Kolkata, May 18 (IANS): In buses, tea stalls and street corners, politically vibrant Kolkata had no other topic of discussion Sunday but the crumbling of the Left citadel in West Bengal. The Lok Sabha poll results have left people shocked, surprised or simply ecstatic.
"I never thought such a result was possible in the state. No exit poll could predict it. I don't understand what is happening," said Bijoy De, a lawyer.
T.P. Dutta, a banker, said the Left was facing the wrath of the people for the arrogance of its middle and lower level leaders. "They had all stated thinking that they are invincible, and they had the right to do whatever they wanted.
"This should serve as a lesson to the Left Front. There are a lot of good qualities in the Left parties. But the long years in power had led to decay."
Over the last couple of months there was a broad consensus that the Left would lose seats, but nobody expected it to get the clobbering it did - just 15 of the 42 parliamentary seats in the state.
The Congress-Trinamool Congress alliance ended up with 26 seats, and the Bharatiya Janata Party (BJP) got one.
Local vernacular dailies came out with screaming headlines announcing the change.
"Country in Congress hands, winds of change in Bengal", said Anandabazar Patrika newspaper in a banner headline.
"CPI-M mauled, Red Fort destroyed in Mamata storm," said Bartamaan.
Even the pro-Left daily Aajkaal conceded: "Left slips in Bengal".
An air of deep disappointment was evident in CPI-M mouthpiece Ganashakti's report, which termed the result as 'unexpected' under the headline, "Left Front suffers big jolt in state".

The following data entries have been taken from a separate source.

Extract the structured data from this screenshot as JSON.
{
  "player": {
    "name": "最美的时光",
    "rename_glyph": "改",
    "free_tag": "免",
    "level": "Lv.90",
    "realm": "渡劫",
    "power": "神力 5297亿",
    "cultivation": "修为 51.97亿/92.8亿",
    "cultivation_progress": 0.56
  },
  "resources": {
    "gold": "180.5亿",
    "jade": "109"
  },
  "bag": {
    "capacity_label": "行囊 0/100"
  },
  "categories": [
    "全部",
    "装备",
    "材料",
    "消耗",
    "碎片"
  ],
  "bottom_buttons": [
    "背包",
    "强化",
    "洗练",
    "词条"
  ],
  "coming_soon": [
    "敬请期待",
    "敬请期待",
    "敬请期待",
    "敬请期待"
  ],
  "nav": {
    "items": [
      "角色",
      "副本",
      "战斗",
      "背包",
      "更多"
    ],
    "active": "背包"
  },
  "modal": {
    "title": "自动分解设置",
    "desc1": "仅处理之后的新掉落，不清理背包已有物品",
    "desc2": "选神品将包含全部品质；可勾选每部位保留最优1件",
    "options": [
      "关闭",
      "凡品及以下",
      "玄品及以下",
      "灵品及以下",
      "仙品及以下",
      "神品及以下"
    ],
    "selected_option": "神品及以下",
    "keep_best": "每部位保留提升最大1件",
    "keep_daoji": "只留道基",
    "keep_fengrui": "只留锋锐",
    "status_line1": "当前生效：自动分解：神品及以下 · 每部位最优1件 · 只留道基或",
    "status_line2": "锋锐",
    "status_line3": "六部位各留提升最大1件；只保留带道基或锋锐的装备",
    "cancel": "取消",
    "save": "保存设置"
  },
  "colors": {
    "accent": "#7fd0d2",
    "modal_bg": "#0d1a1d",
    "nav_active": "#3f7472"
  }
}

In an editorial, the Bengali daily said: "In terms of seats, the result in West Bengal is diametrically opposite to those in earlier elections. And this is unexpected.
"To gain mileage in the polls, the Trinamool entered into a seat adjustment with the Congress by coming out of the (Bharatiya Janata Party) BJP-led alliance. The Trinamool alliance has succeeded."
People in general are shocked or pleasantly surprised.
Sumit Majumdar, a contractor, was still bemused. "Before every Lok Sabha and assembly election in the state over the last 25 years there is talk in the media and in street corners that the Communist rule will be over. But every time the Left has emerged victorious.
"So I thought the same thing would happen this time. May be they will lose some seats, I thought. But that they will be battered like this was beyond my imagination."
In the 2004 Lok Sabha polls five years ago, the Communist Party of India-Marxist (CPI-M)-led Left Front had bagged a whopping 35 seats, while the Congress and the Trinamool Congress had to remain satisfied with six and one respectively.
For Manas Ghosh, a staunch supporter of Trinamool Congress' Mamata Banerjee, it was time for euphoria.
"For how many years have we been waiting to see this. Didi (Banerjee) has done it at last. Now it is only a matter of two years before the CPI-M and other Left parties are voted out of the state," he said, referring to the assembly polls in 2011.
The Left Front has ruled the state for 32 years.